Une autre piste pour améliorer les architectures RAG
Il existe toutefois d’autres pistes, notamment celle explorée par Elastic. L’éditeur considère que, pour bénéficier d'un modèle d’embeddings performant aligné avec un domaine, il convient d’annoter des dizaines de milliers de requêtes. De plus, ces modèles d’embeddings produisent des représentations denses de documents (des phrases, des paragraphes, des paires de questions-réponses, un document entier) dans un espace à dimensions fixes (512, 768, 1024 dimensions, etc.). Or, les chercheurs d’Elastic jugent que ces représentations denses sont difficiles à expliquer. Dits autrement, ces vecteurs denses ne permettent pas forcément d’obtenir des concordances exactes entre une requête et des documents dans une base de données. Ces spécialistes se sont penchés sur les modèles d’interaction tardive (late interaction models), tels ColBERT et Splade.
En principe, les modèles d’interaction tardive « produisent des représentations multivectorielle à la granularité du token », c’est-à-dire à l’échelle d’une chaîne de trois à quatre caractères, le plus souvent une syllabe. Cette approche multivecteur, plus performante parce qu’elle permet de faire comprendre au modèle des relations complexes entre les mots, avait l’inconvénient d’être gourmande en ressources IT au vu du nombre de vecteurs à calculer. Les projets ColBERTv2 et Splade V2 ont respectivement apporté des techniques de compression des vecteurs et l’usage de vecteurs à représentation clairsemée.
Ce sont ces fondamentaux qui ont inspiré l’entraînement du modèle propriétaire Elastic Learned Sparse EncodeR (ELSER). Parce qu’à l’entraînement les documents et les requêtes sont transformés en vecteurs clairsemés, Elastic prétend qu’il n’y a pas besoin d’adapter les embeddings au domaine.
« Notre modèle traite le document et y insère des tokens cachés », explique Matt Riley, directeur général, Enterprise Search chez Elastic auprès du MagIT. « Ces jetons cachés sont associés à des mots clés dans le document. Au moment d’effectuer une recherche, nous pouvons faire correspondre ces tokens cachés avec la recherche et ces jetons sont pondérés en fonction de la confiance du modèle qu’un mot a tel sens ou tel autre dans ce contexte », poursuit-il.

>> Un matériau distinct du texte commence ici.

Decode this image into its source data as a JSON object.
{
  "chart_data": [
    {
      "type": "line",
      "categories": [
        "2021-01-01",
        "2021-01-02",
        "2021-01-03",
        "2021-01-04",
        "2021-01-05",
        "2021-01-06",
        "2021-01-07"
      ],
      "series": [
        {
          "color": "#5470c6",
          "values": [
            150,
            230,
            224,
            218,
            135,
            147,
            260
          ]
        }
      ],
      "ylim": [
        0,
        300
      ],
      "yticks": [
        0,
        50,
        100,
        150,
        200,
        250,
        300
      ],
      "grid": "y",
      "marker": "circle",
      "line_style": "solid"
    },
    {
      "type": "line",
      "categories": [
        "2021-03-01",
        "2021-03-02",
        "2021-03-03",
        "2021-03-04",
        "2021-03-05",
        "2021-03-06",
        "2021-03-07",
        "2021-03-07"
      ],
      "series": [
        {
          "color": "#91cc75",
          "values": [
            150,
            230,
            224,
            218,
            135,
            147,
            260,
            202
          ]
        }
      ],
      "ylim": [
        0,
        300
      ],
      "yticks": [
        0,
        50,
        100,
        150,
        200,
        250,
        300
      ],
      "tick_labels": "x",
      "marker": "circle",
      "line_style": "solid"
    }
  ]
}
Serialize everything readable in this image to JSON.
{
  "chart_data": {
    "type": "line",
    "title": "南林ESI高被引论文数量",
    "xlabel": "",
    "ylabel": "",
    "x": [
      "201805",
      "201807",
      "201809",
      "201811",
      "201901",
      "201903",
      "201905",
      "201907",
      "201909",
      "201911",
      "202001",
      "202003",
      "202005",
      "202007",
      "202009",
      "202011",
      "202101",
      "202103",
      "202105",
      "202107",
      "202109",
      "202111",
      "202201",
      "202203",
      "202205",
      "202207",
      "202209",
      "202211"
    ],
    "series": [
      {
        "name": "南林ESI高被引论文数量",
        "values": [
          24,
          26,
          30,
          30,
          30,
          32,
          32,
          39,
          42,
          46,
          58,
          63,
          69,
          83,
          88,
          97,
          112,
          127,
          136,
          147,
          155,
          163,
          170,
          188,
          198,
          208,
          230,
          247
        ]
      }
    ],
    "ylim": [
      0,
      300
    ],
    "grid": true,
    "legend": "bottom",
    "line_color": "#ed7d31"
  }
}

« Par exemple, le mot shingle, qui veut dire zona en anglais, signifie également bardeau et est plus généralement associé à un type de bardeau bitumé qui imite l’apparence d’une ardoise. Le modèle peut donc cacher le mot shingle sous les termes “matériau de couverture” dans le contexte de recherche d’une chaîne de distribution de matériaux de construction », explicite Matt Riley.
Matt RileyDirecteur général, Enterprise Search, Elastic
Entré en disponibilité générale en novembre, ELSER est pour l’instant calibré pour des textes courts en langue anglaise. Le modèle encode les 512 premiers tokens d’un document. En clair, il semble plus évident de l’utiliser pour traiter un extrait ou un résumé d’un document plutôt que le texte en entier. Les performances d’ingestion et d’inférence d’Elasticsearch sont également affectées par l’usage de ce modèle.

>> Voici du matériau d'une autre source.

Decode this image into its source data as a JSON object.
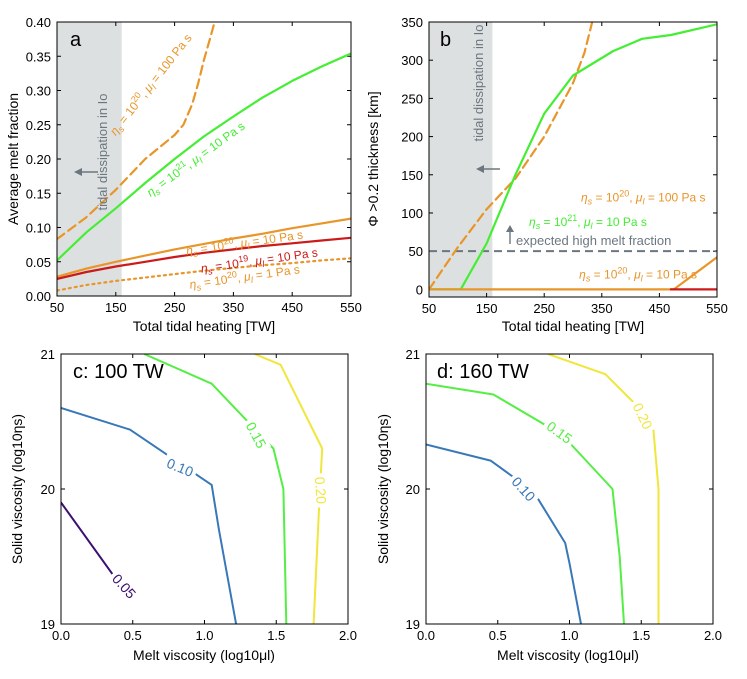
{
  "chart_data": [
    {
      "id": "a",
      "type": "line",
      "panel_label": "a",
      "xlabel": "Total tidal heating [TW]",
      "ylabel": "Average melt fraction",
      "xlim": [
        50,
        550
      ],
      "ylim": [
        0,
        0.4
      ],
      "xticks": [
        50,
        150,
        250,
        350,
        450,
        550
      ],
      "yticks": [
        0,
        0.05,
        0.1,
        0.15,
        0.2,
        0.25,
        0.3,
        0.35,
        0.4
      ],
      "xtick_labels": [
        "50",
        "150",
        "250",
        "350",
        "450",
        "550"
      ],
      "ytick_labels": [
        "0.00",
        "0.05",
        "0.10",
        "0.15",
        "0.20",
        "0.25",
        "0.30",
        "0.35",
        "0.40"
      ],
      "shade": {
        "x": [
          50,
          160
        ],
        "label": "tidal dissipation in Io"
      },
      "series": [
        {
          "name": "ηs = 10^20, μl = 100 Pa s",
          "color": "#e8952a",
          "style": "dashed",
          "x": [
            50,
            100,
            150,
            200,
            250,
            265,
            280,
            290,
            300,
            310,
            318
          ],
          "y": [
            0.083,
            0.115,
            0.155,
            0.2,
            0.235,
            0.25,
            0.28,
            0.31,
            0.345,
            0.375,
            0.4
          ]
        },
        {
          "name": "ηs = 10^21, μl = 10 Pa s",
          "color": "#44ee33",
          "style": "solid",
          "x": [
            50,
            100,
            150,
            200,
            250,
            300,
            350,
            400,
            450,
            500,
            550
          ],
          "y": [
            0.052,
            0.093,
            0.128,
            0.165,
            0.2,
            0.233,
            0.262,
            0.29,
            0.314,
            0.335,
            0.354
          ]
        },
        {
          "name": "ηs = 10^20, μl = 10 Pa s",
          "color": "#e8952a",
          "style": "solid",
          "x": [
            50,
            100,
            150,
            200,
            250,
            300,
            350,
            400,
            450,
            500,
            550
          ],
          "y": [
            0.028,
            0.04,
            0.05,
            0.059,
            0.068,
            0.076,
            0.084,
            0.091,
            0.099,
            0.106,
            0.113
          ]
        },
        {
          "name": "ηs = 10^19, μl = 10 Pa s",
          "color": "#cc1a1a",
          "style": "solid",
          "x": [
            50,
            100,
            150,
            200,
            250,
            300,
            350,
            400,
            450,
            500,
            550
          ],
          "y": [
            0.025,
            0.035,
            0.043,
            0.05,
            0.057,
            0.063,
            0.068,
            0.073,
            0.077,
            0.081,
            0.085
          ]
        },
        {
          "name": "ηs = 10^20, μl = 1 Pa s",
          "color": "#e8952a",
          "style": "dotted",
          "x": [
            50,
            100,
            150,
            200,
            250,
            300,
            350,
            400,
            450,
            500,
            550
          ],
          "y": [
            0.008,
            0.016,
            0.022,
            0.027,
            0.032,
            0.037,
            0.041,
            0.045,
            0.048,
            0.052,
            0.055
          ]
        }
      ],
      "annotations": [
        {
          "text": "ηs = 10^20, μl = 100 Pa s",
          "color": "#e8952a",
          "x": 215,
          "y": 0.305,
          "rotate": -52
        },
        {
          "text": "ηs = 10^21, μl = 10 Pa s",
          "color": "#44ee33",
          "x": 290,
          "y": 0.195,
          "rotate": -36
        },
        {
          "text": "ηs = 10^20, μl = 10 Pa s",
          "color": "#e8952a",
          "x": 370,
          "y": 0.072,
          "rotate": -8
        },
        {
          "text": "ηs = 10^19, μl = 10 Pa s",
          "color": "#cc1a1a",
          "x": 395,
          "y": 0.046,
          "rotate": -8
        },
        {
          "text": "ηs = 10^20, μl = 1 Pa s",
          "color": "#e8952a",
          "x": 370,
          "y": 0.022,
          "rotate": -8
        }
      ]
    },
    {
      "id": "b",
      "type": "line",
      "panel_label": "b",
      "xlabel": "Total tidal heating [TW]",
      "ylabel": "Φ >0.2 thickness [km]",
      "xlim": [
        50,
        550
      ],
      "ylim": [
        -10,
        350
      ],
      "xticks": [
        50,
        150,
        250,
        350,
        450,
        550
      ],
      "yticks": [
        0,
        50,
        100,
        150,
        200,
        250,
        300,
        350
      ],
      "xtick_labels": [
        "50",
        "150",
        "250",
        "350",
        "450",
        "550"
      ],
      "ytick_labels": [
        "0",
        "50",
        "100",
        "150",
        "200",
        "250",
        "300",
        "350"
      ],
      "shade": {
        "x": [
          50,
          160
        ],
        "label": "tidal dissipation in Io"
      },
      "reference_line": {
        "y": 50,
        "label": "expected high melt fraction",
        "color": "#6b7780"
      },
      "series": [
        {
          "name": "ηs = 10^20, μl = 100 Pa s",
          "color": "#e8952a",
          "style": "dashed",
          "x": [
            50,
            100,
            150,
            200,
            250,
            300,
            320,
            330,
            340,
            350
          ],
          "y": [
            0,
            55,
            105,
            145,
            200,
            270,
            310,
            340,
            370,
            400
          ]
        },
        {
          "name": "ηs = 10^21, μl = 10 Pa s",
          "color": "#44ee33",
          "style": "solid",
          "x": [
            50,
            105,
            150,
            200,
            250,
            300,
            370,
            420,
            470,
            550
          ],
          "y": [
            0,
            0,
            60,
            150,
            230,
            280,
            312,
            328,
            333,
            347
          ]
        },
        {
          "name": "ηs = 10^20, μl = 10 Pa s",
          "color": "#e8952a",
          "style": "solid",
          "x": [
            50,
            475,
            550
          ],
          "y": [
            0,
            0,
            42
          ]
        },
        {
          "name": "ηs = 10^19, μl = 10 Pa s",
          "color": "#cc1a1a",
          "style": "solid",
          "x": [
            470,
            550
          ],
          "y": [
            0,
            0
          ]
        }
      ],
      "annotations": [
        {
          "text": "ηs = 10^20, μl = 100 Pa s",
          "color": "#e8952a",
          "x": 422,
          "y": 115,
          "rotate": 0
        },
        {
          "text": "ηs = 10^21, μl = 10 Pa s",
          "color": "#44ee33",
          "x": 326,
          "y": 83,
          "rotate": 0
        },
        {
          "text": "ηs = 10^20, μl = 10 Pa s",
          "color": "#e8952a",
          "x": 413,
          "y": 14,
          "rotate": 0
        }
      ]
    },
    {
      "id": "c",
      "type": "contour",
      "panel_label": "c: 100 TW",
      "xlabel": "Melt viscosity (log10μl)",
      "ylabel": "Solid viscosity (log10ηs)",
      "xlim": [
        0,
        2
      ],
      "ylim": [
        19,
        21
      ],
      "xticks": [
        0,
        0.5,
        1,
        1.5,
        2
      ],
      "yticks": [
        19,
        20,
        21
      ],
      "xtick_labels": [
        "0.0",
        "0.5",
        "1.0",
        "1.5",
        "2.0"
      ],
      "ytick_labels": [
        "19",
        "20",
        "21"
      ],
      "contours": [
        {
          "level": "0.05",
          "color": "#3b0f70",
          "x": [
            0,
            0.44
          ],
          "y": [
            19.9,
            19.25
          ],
          "label_pos": [
            0.44,
            19.28
          ],
          "label_rot": 48
        },
        {
          "level": "0.10",
          "color": "#3878b8",
          "x": [
            0,
            0.48,
            1.05,
            1.1,
            1.22
          ],
          "y": [
            20.6,
            20.44,
            20.03,
            19.7,
            19.0
          ],
          "label_pos": [
            0.83,
            20.16
          ],
          "label_rot": 22
        },
        {
          "level": "0.15",
          "color": "#55ee44",
          "x": [
            0.58,
            1.05,
            1.48,
            1.55,
            1.57
          ],
          "y": [
            21.0,
            20.78,
            20.3,
            20.0,
            19.0
          ],
          "label_pos": [
            1.36,
            20.4
          ],
          "label_rot": 62
        },
        {
          "level": "0.20",
          "color": "#f0e63c",
          "x": [
            1.35,
            1.53,
            1.82,
            1.8,
            1.76
          ],
          "y": [
            21.0,
            20.92,
            20.3,
            19.9,
            19.0
          ],
          "label_pos": [
            1.81,
            19.99
          ],
          "label_rot": 86
        }
      ]
    },
    {
      "id": "d",
      "type": "contour",
      "panel_label": "d: 160 TW",
      "xlabel": "Melt viscosity (log10μl)",
      "ylabel": "Solid viscosity (log10ηs)",
      "xlim": [
        0,
        2
      ],
      "ylim": [
        19,
        21
      ],
      "xticks": [
        0,
        0.5,
        1,
        1.5,
        2
      ],
      "yticks": [
        19,
        20,
        21
      ],
      "xtick_labels": [
        "0.0",
        "0.5",
        "1.0",
        "1.5",
        "2.0"
      ],
      "ytick_labels": [
        "19",
        "20",
        "21"
      ],
      "contours": [
        {
          "level": "0.10",
          "color": "#3878b8",
          "x": [
            0,
            0.45,
            0.75,
            0.97,
            1.0,
            1.08
          ],
          "y": [
            20.33,
            20.21,
            19.98,
            19.6,
            19.45,
            19.0
          ],
          "label_pos": [
            0.68,
            20.0
          ],
          "label_rot": 48
        },
        {
          "level": "0.15",
          "color": "#55ee44",
          "x": [
            0,
            0.47,
            0.95,
            1.3,
            1.35,
            1.38
          ],
          "y": [
            20.78,
            20.7,
            20.4,
            20.0,
            19.5,
            19.0
          ],
          "label_pos": [
            0.93,
            20.42
          ],
          "label_rot": 36
        },
        {
          "level": "0.20",
          "color": "#f0e63c",
          "x": [
            0.85,
            1.25,
            1.58,
            1.62,
            1.62
          ],
          "y": [
            21.0,
            20.85,
            20.5,
            20.0,
            19.0
          ],
          "label_pos": [
            1.51,
            20.54
          ],
          "label_rot": 64
        }
      ]
    }
  ]
}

Si elle se rapproche des techniques de recherche traditionnelle, selon Matt Riley, l’interaction tardive offre un compromis entre la recherche par mot clé ou synonyme et la recherche vectorielle mises en place par des acteurs comme OpenAI. Néanmoins, Elastic ne se ferme pas à la recherche vectorielle. Elasticsearch prend en charge les vecteurs denses et les algorithmes de recherche de similarité exploités dans les architectures RAG.
Le spécialiste de l’« Enterprise Search » mise sur une évolution de la recherche sémantique, ainsi que sur une hybridation des techniques de recherche traditionnelle.
« Si l’on examine toutes ces techniques, la recherche vectorielle, l’utilisation de modèles d’interaction tardive comme ELSER ou la recherche par classement de type BM25, nous obtenons généralement de meilleurs résultats en les combinant », signale Matt Riley.